Adverse prognostic features include CN palsies, involvement of the paranasopharyngeal space, advanced age, male sex, and involvement of the lymph nodes. The prognosis is worse with distal lymph node involvement proceeding from the upper cervical chain to the middle and lower cervical chain; patients with bilateral involvement have a 5-year overall survival rate of less than 10%.
Because nasopharyngeal carcinoma (NPC) is a relatively rare condition in Western countries (except for those with cities with a large population of Chinese or Asian individuals), missing an early diagnosis is always a risk. A high index of suspicion is important for a correct diagnosis. The prognosis depends on the stage of the disease; therefore, missing an early disease could be detrimental. Although CT or MRI demonstrates advanced disease well, early disease is frequently not evident on the images. Endoscopic examination with biopsy (if necessary) should always supplement scanning if the patient has symptoms and signs suggestive of NPC.

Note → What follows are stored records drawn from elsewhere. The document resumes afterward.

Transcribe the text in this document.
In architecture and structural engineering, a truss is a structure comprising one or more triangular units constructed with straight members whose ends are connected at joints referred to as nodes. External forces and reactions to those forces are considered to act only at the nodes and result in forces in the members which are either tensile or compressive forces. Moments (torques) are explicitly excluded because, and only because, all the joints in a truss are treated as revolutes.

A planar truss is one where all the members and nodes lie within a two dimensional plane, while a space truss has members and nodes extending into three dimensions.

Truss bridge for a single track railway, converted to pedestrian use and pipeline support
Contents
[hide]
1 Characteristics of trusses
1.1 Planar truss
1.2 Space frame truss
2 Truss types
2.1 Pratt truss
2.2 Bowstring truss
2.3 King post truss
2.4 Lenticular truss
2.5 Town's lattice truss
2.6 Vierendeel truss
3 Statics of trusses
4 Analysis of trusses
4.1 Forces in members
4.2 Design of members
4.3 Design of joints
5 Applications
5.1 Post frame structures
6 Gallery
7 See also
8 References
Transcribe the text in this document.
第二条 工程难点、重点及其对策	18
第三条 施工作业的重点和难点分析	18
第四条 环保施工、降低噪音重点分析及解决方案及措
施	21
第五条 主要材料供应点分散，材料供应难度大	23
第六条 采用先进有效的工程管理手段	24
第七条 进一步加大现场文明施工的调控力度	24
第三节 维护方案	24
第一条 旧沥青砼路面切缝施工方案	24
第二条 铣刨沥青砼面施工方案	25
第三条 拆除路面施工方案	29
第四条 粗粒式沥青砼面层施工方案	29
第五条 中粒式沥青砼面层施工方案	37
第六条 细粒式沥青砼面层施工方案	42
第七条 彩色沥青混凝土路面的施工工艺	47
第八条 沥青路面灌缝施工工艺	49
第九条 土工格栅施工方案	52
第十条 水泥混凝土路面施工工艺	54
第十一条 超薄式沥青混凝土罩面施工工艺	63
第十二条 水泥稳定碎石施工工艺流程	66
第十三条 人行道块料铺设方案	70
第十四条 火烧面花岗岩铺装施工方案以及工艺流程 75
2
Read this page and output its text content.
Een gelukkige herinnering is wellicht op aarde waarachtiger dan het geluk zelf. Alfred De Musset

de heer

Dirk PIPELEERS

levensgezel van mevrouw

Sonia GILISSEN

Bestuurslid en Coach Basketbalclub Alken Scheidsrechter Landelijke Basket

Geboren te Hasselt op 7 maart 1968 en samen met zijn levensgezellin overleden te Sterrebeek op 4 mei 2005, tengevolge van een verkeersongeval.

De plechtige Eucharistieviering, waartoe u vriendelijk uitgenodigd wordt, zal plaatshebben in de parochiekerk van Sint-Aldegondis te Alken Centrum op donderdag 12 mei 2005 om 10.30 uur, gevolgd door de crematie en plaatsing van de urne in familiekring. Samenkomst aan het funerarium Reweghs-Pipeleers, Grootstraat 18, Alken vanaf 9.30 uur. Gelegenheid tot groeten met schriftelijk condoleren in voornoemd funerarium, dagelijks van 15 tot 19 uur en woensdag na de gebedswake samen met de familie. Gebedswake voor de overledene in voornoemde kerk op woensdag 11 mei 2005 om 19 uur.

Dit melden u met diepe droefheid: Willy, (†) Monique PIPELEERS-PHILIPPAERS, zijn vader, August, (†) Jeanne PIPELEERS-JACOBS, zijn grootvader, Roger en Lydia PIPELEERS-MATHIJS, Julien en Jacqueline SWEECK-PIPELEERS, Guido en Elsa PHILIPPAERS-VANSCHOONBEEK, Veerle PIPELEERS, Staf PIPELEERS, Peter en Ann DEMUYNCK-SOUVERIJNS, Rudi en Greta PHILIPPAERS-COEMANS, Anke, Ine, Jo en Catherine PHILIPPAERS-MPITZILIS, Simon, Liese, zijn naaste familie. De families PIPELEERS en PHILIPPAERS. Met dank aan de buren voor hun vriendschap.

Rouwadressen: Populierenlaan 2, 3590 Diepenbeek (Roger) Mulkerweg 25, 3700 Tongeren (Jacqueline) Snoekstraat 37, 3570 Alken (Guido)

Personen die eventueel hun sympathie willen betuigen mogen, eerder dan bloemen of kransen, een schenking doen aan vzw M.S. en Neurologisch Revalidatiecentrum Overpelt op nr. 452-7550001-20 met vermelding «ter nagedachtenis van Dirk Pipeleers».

The accurate delineation of the extent of the disease is crucial, as NPC has a propensity to invade the fissures of the skull base. Because the mainstay of treatment for NPC is radiotherapy, a geographic miss can result from inaccurate delineation of the target volume, especially in this modern era of radiation therapy in which 3D conformal and IMRT (image-guided irradiation) is frequently used to minimize toxicity. If only CT is available, a bone window should always be used. A coronal view is also useful. The skull base should be examined carefully for any invasion, especially in patients with headaches and CN deficits.
Posttreatment follow-up with CT or MRI should always be supplemented with endoscopic examination and biopsy if necessary. CT or MRI may not be sensitive enough to detect a recurrence of small volume.